The Justice Ministry has requested that Russia's Prosecutor General probe Open Russia, a pro-democracy organization founded by Kremlin critic and former oil tycoon Mikhail Khodorkovsky, to determine whether it is operating within the bounds of the law, the Vedomosti newspaper reported Wednesday.
In 2012, Russia adopted legislation requiring nongovernmental organizations that receive foreign funding to register as "foreign agents" if they engage in vaguely defined political activities. The Justice Ministry was later given the power to unilaterally impose the label on NGOs reluctant to register as such.
United Russia lawmaker Alexander Sidyakin reportedly had requested that prosecutors look into the organization's compliance with the law.
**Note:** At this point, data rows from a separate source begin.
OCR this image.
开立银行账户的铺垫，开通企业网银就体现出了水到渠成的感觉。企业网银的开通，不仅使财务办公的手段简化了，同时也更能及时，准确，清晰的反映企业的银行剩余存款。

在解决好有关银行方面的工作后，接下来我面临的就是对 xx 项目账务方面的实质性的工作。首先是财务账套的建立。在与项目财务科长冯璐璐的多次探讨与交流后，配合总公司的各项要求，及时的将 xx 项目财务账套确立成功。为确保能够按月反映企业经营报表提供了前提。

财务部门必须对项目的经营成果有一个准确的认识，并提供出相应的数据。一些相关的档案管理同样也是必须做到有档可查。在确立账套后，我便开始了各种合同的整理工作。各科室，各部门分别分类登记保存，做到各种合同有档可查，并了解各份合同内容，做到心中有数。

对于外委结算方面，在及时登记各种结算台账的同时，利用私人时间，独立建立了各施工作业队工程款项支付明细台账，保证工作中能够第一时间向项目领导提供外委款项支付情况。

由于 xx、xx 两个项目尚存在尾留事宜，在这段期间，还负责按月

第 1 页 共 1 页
According to an unnamed source in the State Duma cited by Vedomosti, social organizations like Open Russia are not required to register themselves with the government but must comply with a series of state regulations.
The organization, whose stated aim is to unite discordant political forces and return Russia to a pro-European development path, has also claimed that its activities do not require it to register with the authorities.
Open Russia's Moscow office was raided by police last month during President Vladimir Putin's annual call-in show, slipping under Russian media's radar. According to documents from the Interior Ministry, the raid had been prompted by the organization's suspected possession of protest-related materials containing alleged calls for extremism. The organization, whose electronic equipment was seized during the raid, has denied the accusations made against it.
Khodorkovsky, jailed for a decade on fraud charges viewed by critics as politically motivated, launched Open Russia in 2001. The organization was closed between 2006 and 2014, only to be relaunched after Khodorkovsky's release from prison in December 2013.